The witness testified she received cryptic texts from Haynes that she “needed to know something” and at one point she received a text from the deceased that she knew “things that would not just ruin her life but many lives.”
Shanel McElhattan said, possibly in April 2025, she and her then-husband were driving to Olean and again talking about Haynes’ effect on their own relationship: “He said, ‘Maybe I should shoot her.’”

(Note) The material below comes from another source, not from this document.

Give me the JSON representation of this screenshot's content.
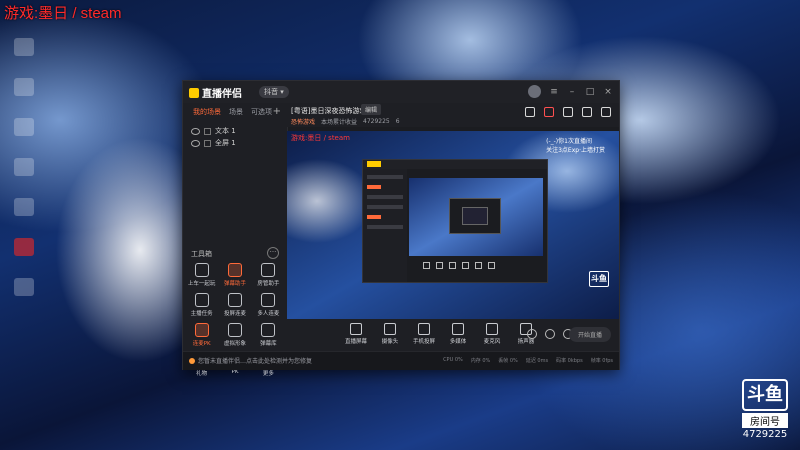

The witness also testified that her ex-husband, a U.S. Army and National Guard veteran of 18 years, started carrying a handgun everywhere he went during the Covid pandemic in 2020.
VICTIM’S MOTHER TESTIFIES
Jamie Haynes, Rebecca’s mother, testified that, while already concerned about what she termed the “toxic relationship” between her daughter and Milne, she learned about the affair between her daughter and McElhattan in early 2025.
She related an exchange in late March 2025 in which McElhattan claimed that if Rebecca told Shanel McElhattan about the affair he would kill himself, calling it a “permanent solution.”
Jamie Haynes, recalling June 7, said she saw on Facebook that something had happened on Jefferson Street “and I started to worry.”
“I started calling (Rebecca) and texting her, trying to figure out what was happening,” she said. “I didn’t realize it was my child. I learned from a friend that it was (Rebecca). … When I went to the police station I thought it was Devon (who killed her). I found out it was Thomas.”